To be honest, I've spent a lot of time telling people I'm very highly influenced by UK music. I still am, but this year I've really broadened out to a whole different range. I listened to a lot of Animal Collective this year. I feel like I've spread out a lot more globally, and when you go somewhere else you're then carrying what they're influenced by too. It's been hard to ignore all the juke/footwork that's been coming out, and that's got an entirely different history and background, as does Theo Parrish. I've been listening to a lot of Todd Edwards too, which is very different from UK garage. I've also been really loving a lot of old psychedelic rock records this year too – lots of old Frank Zappa albums, especially ones from the early to mid 60s.

I suppose that's reflected in the tracklist of the mix you've done for us.

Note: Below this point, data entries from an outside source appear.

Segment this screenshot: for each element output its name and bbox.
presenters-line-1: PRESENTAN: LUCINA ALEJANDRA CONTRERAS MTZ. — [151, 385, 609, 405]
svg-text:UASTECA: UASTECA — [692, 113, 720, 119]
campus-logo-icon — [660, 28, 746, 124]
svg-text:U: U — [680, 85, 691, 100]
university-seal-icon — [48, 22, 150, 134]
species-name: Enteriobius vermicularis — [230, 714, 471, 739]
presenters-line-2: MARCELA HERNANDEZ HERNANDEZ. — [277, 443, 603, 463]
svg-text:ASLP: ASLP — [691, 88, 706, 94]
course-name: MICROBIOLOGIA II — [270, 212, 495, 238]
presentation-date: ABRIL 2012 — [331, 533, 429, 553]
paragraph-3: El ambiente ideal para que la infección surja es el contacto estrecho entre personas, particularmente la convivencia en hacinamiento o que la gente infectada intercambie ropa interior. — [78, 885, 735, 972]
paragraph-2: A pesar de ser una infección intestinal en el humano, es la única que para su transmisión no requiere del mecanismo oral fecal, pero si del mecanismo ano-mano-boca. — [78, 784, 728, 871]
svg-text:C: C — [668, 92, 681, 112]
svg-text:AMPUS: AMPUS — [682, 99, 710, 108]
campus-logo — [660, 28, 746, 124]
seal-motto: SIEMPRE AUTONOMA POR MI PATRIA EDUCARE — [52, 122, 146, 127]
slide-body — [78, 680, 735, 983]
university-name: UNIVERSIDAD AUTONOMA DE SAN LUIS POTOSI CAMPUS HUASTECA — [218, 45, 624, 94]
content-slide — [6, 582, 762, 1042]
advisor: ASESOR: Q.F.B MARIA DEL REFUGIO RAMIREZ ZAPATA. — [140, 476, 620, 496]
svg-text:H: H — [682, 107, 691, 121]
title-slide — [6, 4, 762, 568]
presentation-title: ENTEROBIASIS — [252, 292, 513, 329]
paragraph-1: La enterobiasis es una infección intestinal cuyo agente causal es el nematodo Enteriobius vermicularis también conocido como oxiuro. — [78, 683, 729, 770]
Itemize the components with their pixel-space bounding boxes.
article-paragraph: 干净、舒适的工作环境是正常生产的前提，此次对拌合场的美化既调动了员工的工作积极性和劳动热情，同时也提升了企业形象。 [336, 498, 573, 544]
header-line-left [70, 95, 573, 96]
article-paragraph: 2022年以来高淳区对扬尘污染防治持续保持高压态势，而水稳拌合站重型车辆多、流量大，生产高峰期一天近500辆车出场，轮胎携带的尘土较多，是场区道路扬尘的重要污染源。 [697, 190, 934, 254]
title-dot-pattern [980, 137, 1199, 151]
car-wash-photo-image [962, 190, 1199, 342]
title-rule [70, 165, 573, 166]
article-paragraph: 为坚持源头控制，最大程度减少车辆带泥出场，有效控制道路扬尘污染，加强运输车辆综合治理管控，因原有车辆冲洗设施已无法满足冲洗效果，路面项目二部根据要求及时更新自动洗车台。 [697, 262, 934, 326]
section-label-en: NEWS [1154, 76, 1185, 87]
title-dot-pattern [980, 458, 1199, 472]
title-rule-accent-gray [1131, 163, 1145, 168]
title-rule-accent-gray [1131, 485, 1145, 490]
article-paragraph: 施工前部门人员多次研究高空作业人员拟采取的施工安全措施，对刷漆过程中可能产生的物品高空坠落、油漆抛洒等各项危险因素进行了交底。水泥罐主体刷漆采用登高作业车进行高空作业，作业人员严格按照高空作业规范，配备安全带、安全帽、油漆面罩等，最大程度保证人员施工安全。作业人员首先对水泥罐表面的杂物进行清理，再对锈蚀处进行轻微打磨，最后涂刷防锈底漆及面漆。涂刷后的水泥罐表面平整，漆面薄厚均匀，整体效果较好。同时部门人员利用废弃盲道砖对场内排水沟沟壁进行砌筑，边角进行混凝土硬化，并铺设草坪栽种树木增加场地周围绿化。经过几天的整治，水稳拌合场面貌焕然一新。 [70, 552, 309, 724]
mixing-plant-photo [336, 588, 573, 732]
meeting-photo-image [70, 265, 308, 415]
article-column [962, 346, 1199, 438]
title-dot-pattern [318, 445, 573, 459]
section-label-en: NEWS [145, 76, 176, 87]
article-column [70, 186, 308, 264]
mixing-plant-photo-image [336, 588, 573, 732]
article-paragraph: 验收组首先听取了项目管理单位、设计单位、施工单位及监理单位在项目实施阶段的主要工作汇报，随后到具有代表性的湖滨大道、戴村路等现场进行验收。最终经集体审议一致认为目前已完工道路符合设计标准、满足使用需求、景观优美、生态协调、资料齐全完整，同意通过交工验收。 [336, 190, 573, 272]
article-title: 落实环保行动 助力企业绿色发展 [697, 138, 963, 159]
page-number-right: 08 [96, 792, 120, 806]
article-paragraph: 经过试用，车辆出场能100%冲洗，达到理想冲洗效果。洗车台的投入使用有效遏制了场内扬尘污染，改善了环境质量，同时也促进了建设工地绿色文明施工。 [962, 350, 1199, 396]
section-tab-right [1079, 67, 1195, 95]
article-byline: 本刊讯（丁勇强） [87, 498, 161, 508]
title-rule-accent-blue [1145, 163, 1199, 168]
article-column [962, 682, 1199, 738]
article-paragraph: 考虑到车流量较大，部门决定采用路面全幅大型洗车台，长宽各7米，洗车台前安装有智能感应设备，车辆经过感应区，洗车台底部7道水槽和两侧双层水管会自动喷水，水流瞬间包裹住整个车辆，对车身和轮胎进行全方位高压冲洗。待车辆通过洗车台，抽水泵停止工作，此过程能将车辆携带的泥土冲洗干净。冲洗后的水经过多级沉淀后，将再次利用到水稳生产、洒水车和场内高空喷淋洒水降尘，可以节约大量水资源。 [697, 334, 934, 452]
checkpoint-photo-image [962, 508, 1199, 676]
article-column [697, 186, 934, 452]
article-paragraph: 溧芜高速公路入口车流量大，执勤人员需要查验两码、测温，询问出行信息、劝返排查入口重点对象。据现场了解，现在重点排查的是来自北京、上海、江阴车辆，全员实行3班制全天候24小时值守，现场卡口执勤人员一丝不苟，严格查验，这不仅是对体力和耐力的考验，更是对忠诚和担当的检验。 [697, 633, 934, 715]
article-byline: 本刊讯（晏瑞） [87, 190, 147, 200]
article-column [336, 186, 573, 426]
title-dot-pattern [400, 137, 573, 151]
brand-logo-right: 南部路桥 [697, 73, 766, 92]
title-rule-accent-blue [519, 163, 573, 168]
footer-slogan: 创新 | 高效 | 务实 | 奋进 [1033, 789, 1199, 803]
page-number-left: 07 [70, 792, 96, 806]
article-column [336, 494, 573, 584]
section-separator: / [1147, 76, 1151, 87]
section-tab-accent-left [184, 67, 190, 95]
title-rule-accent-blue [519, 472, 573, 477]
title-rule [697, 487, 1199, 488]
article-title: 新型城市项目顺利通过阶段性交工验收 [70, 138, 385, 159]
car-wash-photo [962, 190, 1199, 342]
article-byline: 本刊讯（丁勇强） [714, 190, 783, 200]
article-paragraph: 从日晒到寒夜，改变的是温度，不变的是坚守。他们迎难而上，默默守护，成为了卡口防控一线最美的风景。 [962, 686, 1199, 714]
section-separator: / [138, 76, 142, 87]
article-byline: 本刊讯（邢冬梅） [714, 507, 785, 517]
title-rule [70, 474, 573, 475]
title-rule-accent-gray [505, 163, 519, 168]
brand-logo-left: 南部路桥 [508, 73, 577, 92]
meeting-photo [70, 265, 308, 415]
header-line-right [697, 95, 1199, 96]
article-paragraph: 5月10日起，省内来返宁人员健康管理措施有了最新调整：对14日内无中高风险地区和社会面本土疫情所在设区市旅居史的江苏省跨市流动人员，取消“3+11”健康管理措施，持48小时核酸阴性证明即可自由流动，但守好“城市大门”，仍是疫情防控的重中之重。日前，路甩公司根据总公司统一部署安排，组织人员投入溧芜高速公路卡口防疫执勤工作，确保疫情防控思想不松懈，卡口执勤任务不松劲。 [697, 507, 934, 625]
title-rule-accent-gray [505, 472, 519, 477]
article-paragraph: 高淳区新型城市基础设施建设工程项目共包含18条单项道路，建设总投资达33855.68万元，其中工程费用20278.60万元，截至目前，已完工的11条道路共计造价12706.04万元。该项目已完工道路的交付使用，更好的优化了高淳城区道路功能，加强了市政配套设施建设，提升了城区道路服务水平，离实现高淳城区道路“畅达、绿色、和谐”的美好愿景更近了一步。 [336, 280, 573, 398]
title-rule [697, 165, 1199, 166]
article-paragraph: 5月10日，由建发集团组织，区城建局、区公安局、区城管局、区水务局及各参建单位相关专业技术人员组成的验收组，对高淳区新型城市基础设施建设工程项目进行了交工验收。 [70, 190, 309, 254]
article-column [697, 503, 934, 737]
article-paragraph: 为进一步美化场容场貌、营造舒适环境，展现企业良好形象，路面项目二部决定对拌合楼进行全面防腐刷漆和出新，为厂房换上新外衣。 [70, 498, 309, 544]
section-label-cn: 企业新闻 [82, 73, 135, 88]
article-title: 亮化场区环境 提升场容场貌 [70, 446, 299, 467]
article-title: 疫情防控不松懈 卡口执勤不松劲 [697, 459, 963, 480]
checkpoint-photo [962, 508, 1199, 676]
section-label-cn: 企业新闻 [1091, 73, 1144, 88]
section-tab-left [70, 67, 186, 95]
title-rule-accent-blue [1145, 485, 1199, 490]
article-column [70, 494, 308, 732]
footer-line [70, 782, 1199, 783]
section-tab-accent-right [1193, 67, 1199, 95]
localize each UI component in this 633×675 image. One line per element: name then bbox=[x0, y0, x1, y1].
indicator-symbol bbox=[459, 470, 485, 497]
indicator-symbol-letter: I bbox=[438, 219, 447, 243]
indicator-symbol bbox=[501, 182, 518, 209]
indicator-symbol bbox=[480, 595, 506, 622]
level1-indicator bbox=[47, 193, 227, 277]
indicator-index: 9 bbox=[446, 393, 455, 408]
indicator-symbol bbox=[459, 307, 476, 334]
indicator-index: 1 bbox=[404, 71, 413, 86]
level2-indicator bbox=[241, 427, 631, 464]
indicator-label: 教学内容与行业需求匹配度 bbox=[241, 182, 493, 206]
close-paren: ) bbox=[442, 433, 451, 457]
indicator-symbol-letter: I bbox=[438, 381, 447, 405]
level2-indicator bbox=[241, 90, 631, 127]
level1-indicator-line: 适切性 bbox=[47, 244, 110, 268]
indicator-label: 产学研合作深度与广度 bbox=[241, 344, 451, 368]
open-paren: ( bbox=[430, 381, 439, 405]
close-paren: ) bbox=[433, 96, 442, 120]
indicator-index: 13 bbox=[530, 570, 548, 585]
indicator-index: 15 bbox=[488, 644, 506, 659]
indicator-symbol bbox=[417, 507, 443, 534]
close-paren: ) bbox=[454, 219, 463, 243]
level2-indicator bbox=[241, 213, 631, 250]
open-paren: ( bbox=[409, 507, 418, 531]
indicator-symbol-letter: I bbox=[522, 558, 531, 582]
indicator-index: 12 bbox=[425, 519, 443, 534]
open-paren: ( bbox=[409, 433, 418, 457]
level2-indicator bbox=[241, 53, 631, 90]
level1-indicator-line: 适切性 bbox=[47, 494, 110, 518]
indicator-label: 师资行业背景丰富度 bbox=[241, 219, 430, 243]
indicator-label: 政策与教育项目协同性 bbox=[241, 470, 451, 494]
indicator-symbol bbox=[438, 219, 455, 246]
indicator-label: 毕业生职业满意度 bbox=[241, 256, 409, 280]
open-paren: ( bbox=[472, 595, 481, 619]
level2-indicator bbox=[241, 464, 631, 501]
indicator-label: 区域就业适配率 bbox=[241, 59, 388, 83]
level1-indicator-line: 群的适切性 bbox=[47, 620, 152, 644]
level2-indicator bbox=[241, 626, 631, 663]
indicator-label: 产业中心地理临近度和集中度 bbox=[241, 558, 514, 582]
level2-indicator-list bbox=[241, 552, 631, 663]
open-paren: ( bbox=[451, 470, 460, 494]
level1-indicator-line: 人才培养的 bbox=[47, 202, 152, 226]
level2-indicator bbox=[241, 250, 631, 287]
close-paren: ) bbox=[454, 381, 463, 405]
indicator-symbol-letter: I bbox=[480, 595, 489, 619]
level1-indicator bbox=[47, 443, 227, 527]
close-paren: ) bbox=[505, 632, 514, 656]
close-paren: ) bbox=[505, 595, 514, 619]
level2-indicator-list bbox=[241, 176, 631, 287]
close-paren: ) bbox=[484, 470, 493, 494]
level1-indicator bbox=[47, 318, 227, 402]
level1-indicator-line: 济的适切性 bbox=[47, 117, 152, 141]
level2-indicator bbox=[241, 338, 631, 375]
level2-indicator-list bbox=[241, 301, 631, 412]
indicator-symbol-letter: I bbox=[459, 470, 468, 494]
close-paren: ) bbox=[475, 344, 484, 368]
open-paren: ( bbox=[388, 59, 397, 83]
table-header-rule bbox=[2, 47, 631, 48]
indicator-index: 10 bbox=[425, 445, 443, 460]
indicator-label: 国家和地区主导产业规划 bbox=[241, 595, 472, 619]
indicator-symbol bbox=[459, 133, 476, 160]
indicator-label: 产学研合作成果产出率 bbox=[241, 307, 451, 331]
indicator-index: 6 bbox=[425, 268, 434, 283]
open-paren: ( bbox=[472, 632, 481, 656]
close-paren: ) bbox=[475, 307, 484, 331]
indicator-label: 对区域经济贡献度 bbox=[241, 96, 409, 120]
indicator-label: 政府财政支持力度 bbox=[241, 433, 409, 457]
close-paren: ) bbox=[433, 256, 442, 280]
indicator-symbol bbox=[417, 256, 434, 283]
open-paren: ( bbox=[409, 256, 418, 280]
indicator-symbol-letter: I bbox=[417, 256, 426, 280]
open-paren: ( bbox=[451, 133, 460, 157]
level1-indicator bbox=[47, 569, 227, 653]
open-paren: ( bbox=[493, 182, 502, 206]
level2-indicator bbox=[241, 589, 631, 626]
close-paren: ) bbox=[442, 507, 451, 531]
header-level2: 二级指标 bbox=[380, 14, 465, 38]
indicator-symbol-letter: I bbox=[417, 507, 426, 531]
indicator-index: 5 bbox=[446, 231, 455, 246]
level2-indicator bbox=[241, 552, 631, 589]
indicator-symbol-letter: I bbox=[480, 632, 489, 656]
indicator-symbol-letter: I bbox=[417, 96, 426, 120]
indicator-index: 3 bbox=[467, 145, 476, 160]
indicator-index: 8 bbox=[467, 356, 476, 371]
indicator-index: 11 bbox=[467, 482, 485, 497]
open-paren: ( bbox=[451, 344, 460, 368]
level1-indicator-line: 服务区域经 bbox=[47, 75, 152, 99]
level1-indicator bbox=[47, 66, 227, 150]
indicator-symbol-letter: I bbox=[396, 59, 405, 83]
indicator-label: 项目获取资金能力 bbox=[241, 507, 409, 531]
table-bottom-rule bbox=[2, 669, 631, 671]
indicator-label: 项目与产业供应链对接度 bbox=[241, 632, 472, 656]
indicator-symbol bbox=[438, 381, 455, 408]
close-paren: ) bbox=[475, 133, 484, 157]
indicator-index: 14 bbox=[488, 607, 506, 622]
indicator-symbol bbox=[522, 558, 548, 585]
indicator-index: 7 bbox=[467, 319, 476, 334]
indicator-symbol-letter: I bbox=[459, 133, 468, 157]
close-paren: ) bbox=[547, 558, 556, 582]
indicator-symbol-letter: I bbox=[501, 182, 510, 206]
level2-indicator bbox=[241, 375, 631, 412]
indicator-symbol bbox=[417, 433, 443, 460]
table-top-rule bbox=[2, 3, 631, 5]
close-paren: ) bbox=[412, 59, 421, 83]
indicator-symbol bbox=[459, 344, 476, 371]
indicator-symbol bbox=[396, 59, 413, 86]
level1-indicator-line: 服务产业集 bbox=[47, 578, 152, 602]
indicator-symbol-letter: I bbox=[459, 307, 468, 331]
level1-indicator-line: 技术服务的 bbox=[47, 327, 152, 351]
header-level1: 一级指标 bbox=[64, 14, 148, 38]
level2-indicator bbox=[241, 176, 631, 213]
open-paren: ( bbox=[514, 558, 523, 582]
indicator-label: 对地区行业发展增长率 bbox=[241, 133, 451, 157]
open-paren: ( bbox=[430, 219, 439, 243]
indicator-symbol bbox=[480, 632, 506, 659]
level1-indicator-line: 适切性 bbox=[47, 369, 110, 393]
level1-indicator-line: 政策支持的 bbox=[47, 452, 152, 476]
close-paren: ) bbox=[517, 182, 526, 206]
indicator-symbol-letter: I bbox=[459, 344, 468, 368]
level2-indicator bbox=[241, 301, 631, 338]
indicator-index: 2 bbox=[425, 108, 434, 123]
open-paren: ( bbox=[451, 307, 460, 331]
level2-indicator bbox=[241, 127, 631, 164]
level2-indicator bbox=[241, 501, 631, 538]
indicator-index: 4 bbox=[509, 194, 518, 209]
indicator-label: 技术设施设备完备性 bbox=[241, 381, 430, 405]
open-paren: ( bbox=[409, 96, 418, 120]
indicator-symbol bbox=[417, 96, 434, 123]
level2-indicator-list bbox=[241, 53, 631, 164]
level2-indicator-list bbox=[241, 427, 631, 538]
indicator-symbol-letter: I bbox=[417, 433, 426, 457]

DL: It's all over the place! It's exactly the sort of mix I've always wanted to do, where you just drop a load of tunes, and genre-wise go all over the place, just play things I love. It's pretty funny, there are parts of it that are just an interview with Squarepusher on the phone, and I don't even know where I got that. It's weird stuff I find in my iTunes; when I come across something like that it's as comforting to me as, say, a familiar book is to a really dedicated reader. I don't read that much, I should do more, but I'll come across an old track and it'll bring back a lot of memories. It's kind of an influences mix too. The music I've chosen here – there's a RZA track, some Luke Vibert – it's all stuff I've listened to many times and just love.